Size of LLM: <64Gb. Size of training data: fuck knows, but The Pile alone is 880...

pbhjpbhj · 2025-06-20T07:38:58 1750405138

>The initial acquisition of the data clearly involved massive copyright infringement).

I don't find this to be true in USA. Because Google already covered this ground and the doctrine of transformative Fair Use was born.

flir · 2025-06-20T11:26:41 1750418801

It's the download. I don't think you can download The Pile without infringing.

17 U.S. Code § 106 covers reproduction, not just redistribution (IANAL).

As I said, I'm separating the acquisition on the data and the training of the data, because I believe the first is an infringing act, while the other is (in the general case) not.

dragonwriter · 2025-06-20T07:42:01 1750405321

> Because Google already covered this ground and the doctrine of transformative Fair Use was born.

Fair Use, and the way whether a work is transformative is a factor in it, is much older than Google; I'm not sure what specific Google precedent you think is relevant here.

jrm4 · 2025-06-20T03:21:03 1750389663

You'd have a very hard time legally distinguishing this from "compressing a copyrighted work" though.

vintermann · 2025-06-20T05:44:07 1750398247

To get out the original data from a compressed file, you just need to know the algorithm used (and for almost all formats, the file tells you).

To get out the original data from an LLM, you need to supply... the original data. Or at least, a big chunk of it.

The actually copyrightable chunk of it, arguably, since what a LLM can generate on its own is only its most predictable, unoriginal, generic chunks. Things it's seen a thousand times.

Which may turn out to be an uncomfortably high % of most creative works.

flir · 2025-06-20T11:30:44 1750419044

I wouldn't, because the vast majority of the copyrighted works it was trained on are not present in the model, and the model can't be persuaded to spit them out at any reasonable level of fidelity (as the paper points out).

The comparatively few that are should be fixed.

If you want to argue that the act of training is in itself infringing, even if it doesn't result in a copy... well, I'd enjoy seeing you make that argument.

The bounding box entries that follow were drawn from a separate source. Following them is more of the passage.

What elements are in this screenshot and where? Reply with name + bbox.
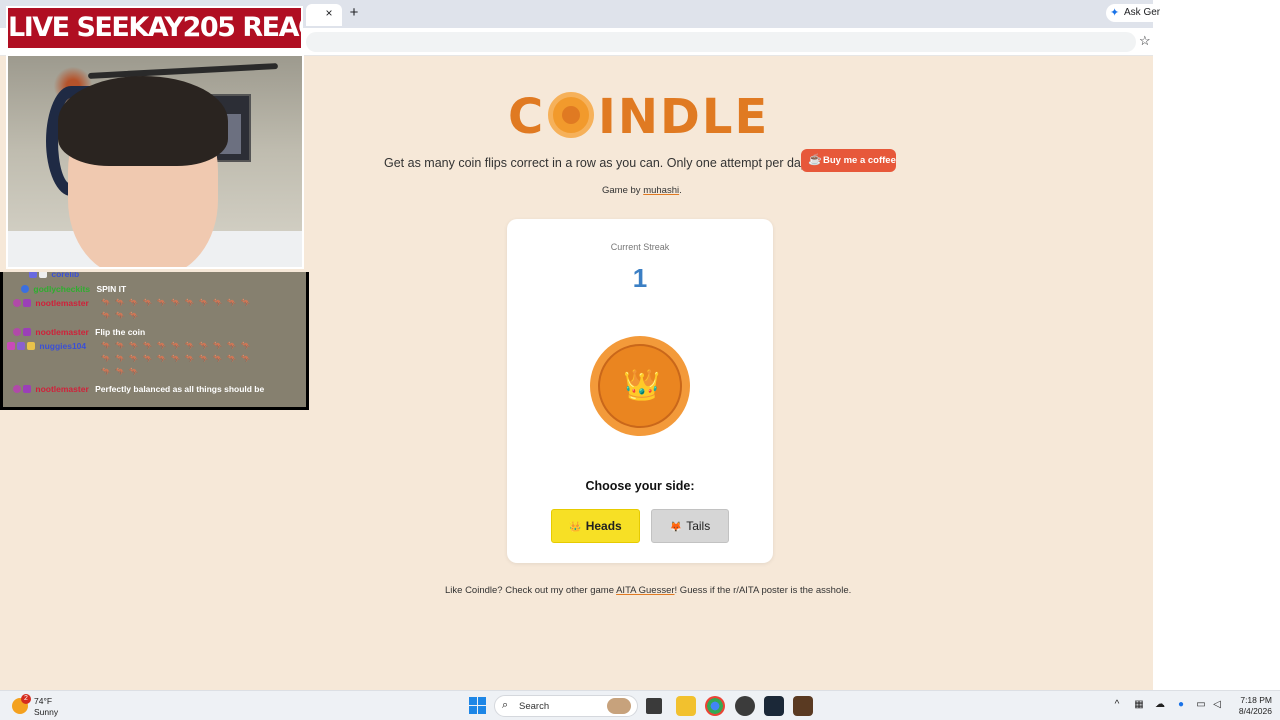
emote-row: 🦘🦘🦘🦘🦘🦘🦘🦘🦘🦘🦘 [101,341,255,350]
file-explorer-icon[interactable] [676,696,696,716]
chat-username: nuggies104 [39,341,87,351]
minecraft-icon[interactable] [793,696,813,716]
chrome-icon[interactable] [705,696,725,716]
search-placeholder: Search [519,701,550,712]
tails-button[interactable]: 🦊 Tails [651,509,729,543]
byline-suffix: . [679,185,682,196]
crown-icon: 👑 [569,522,582,533]
emote-row: 🦘🦘🦘🦘🦘🦘🦘🦘🦘🦘🦘 [101,354,255,363]
clock-date[interactable]: 8/4/2026 [1222,706,1272,716]
windows-start-icon[interactable] [468,696,488,716]
footer-note: Like Coindle? Check out my other game AI… [445,585,851,597]
emote-row: 🦘🦘🦘🦘🦘🦘🦘🦘🦘🦘🦘 [101,298,255,307]
address-bar[interactable] [306,32,1136,52]
badge-icon [23,328,31,336]
streamer-hair-image [58,76,228,166]
notification-badge: 2 [21,694,31,704]
new-tab-button[interactable]: + [346,4,362,22]
chat-username: nootlemaster [35,384,89,394]
coffee-cup-icon: ☕ [808,154,822,166]
search-highlight-icon [607,698,631,714]
author-link[interactable]: muhashi [643,185,679,196]
byline-prefix: Game by [602,185,644,196]
logo-letter-c: C [508,89,546,145]
chat-username: nootlemaster [35,327,89,337]
ask-gemini-button[interactable]: ✦ Ask Ger [1106,4,1166,22]
byline: Game by muhashi. [602,185,682,197]
streak-label: Current Streak [610,242,670,252]
aita-guesser-link[interactable]: AITA Guesser [616,585,674,596]
streak-value: 1 [632,263,648,293]
badge-icon [7,342,15,350]
steam-icon[interactable] [764,696,784,716]
heads-button[interactable]: 👑 Heads [551,509,640,543]
app-tray-icon[interactable]: ▦ [1132,699,1146,710]
tagline: Get as many coin flips correct in a row … [384,156,810,170]
chat-message: godlycheckits SPIN IT [21,284,306,295]
chat-username: nootlemaster [35,298,89,308]
weather-widget[interactable]: 2 74°F Sunny [12,694,72,718]
taskbar: 2 74°F Sunny ⌕ Search ^ ▦ ☁ ● ▭ ◁ 7:18 P… [0,690,1280,720]
clock-time[interactable]: 7:18 PM [1232,695,1272,705]
coin: 👑 [590,336,690,436]
ask-gemini-label: Ask Ger [1124,7,1161,18]
crown-icon: 👑 [623,369,661,402]
chat-message: nootlemaster Flip the coin [13,327,306,338]
badge-icon [13,299,21,307]
sparkle-icon: ✦ [1110,7,1120,19]
buy-me-a-coffee-button[interactable]: ☕ Buy me a coffee [801,149,896,172]
chevron-up-icon[interactable]: ^ [1110,699,1124,710]
emote-row: 🦘🦘🦘 [101,367,143,376]
choose-side-label: Choose your side: [585,479,695,493]
footer-prefix: Like Coindle? Check out my other game [445,585,617,596]
badge-icon [21,285,29,293]
chat-text: Perfectly balanced as all things should … [95,384,265,394]
coin-inner: 👑 [598,344,682,428]
badge-icon [39,272,47,278]
network-icon[interactable]: ▭ [1194,699,1208,710]
footer-suffix: ! Guess if the r/AITA poster is the assh… [674,585,852,596]
logo-coin-icon [548,92,594,138]
chat-username: godlycheckits [33,284,91,294]
tail-icon: 🦊 [669,522,683,533]
tails-label: Tails [686,519,711,533]
microphone-icon[interactable]: ● [1174,699,1188,710]
emote-row: 🦘🦘🦘 [101,311,143,320]
cloud-icon[interactable]: ☁ [1153,699,1167,710]
stream-title-banner: LIVE SEEKAY205 REACTION [6,6,303,50]
weather-condition: Sunny [34,707,59,717]
chat-username: corelib [51,272,80,279]
coffee-button-label: Buy me a coffee [823,155,896,166]
chat-message: corelib [29,272,306,280]
temperature: 74°F [34,696,53,706]
coindle-logo: C INDLE [508,90,773,145]
obs-icon[interactable] [735,696,755,716]
badge-icon [17,342,25,350]
heads-label: Heads [585,519,622,533]
webcam-feed [6,54,304,269]
shelf-image [87,63,279,79]
tab-close-icon[interactable]: × [322,5,336,21]
chat-text: SPIN IT [96,284,127,294]
logo-letters: INDLE [598,89,770,145]
badge-icon [13,385,21,393]
chat-overlay: corelib godlycheckits SPIN IT nootlemast… [0,272,309,410]
chat-text: Flip the coin [95,327,146,337]
badge-icon [27,342,35,350]
badge-icon [13,328,21,336]
badge-icon [29,272,37,278]
chat-message: nootlemaster Perfectly balanced as all t… [13,384,306,395]
task-view-icon[interactable] [646,698,662,714]
badge-icon [23,385,31,393]
game-card: Current Streak 1 👑 Choose your side: 👑 He… [507,219,773,563]
bookmark-star-icon[interactable]: ☆ [1139,33,1153,49]
badge-icon [23,299,31,307]
search-icon: ⌕ [502,699,509,711]
taskbar-search[interactable]: ⌕ Search [494,695,638,717]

jrm4 · 2025-06-20T13:53:16 1750427596

I'd be happy to take "reasonable level of fidelity" + yes, the act of training itself as infringing to a jury? I feel like it's going to look way more like "feeding into a copy machine" than "teaching a toddler" or whatever.

flir · 2025-06-20T14:19:22 1750429162

"the act of training is in itself infringing, even if it doesn't result in a copy"

"I'd be happy to take "reasonable level of fidelity" + yes, the act of training itself as infringing to a jury"

They're not the same thing. At all. The comparatively few that are [extractable] should be fixed. I already said that.

The vast majority of texts CANNOT BE EXTRACTED. Are they still infringing?

jrm4 · 2025-06-20T19:56:20 1750449380

Oh, I'm aware that they're not the same. I suppose I'm thinking more like a "real-life lawyer."

At this stage, you can't just declare "infringing or not," thats the point of trials.

What I'm saying is -- you make good points -- but I like my chances in front of a jury with my explanation against yours.

flir · 2025-06-26T00:05:17 1750896317

This might be of interest, if you haven't already seen it: https://www.bbc.co.uk/news/articles/c77vr00enzyo

Could be reversed by a higher court of course, but it seems like it establishes that pirating and training are two different "crimes". (Or three - see the bit about "infringing knock-offs").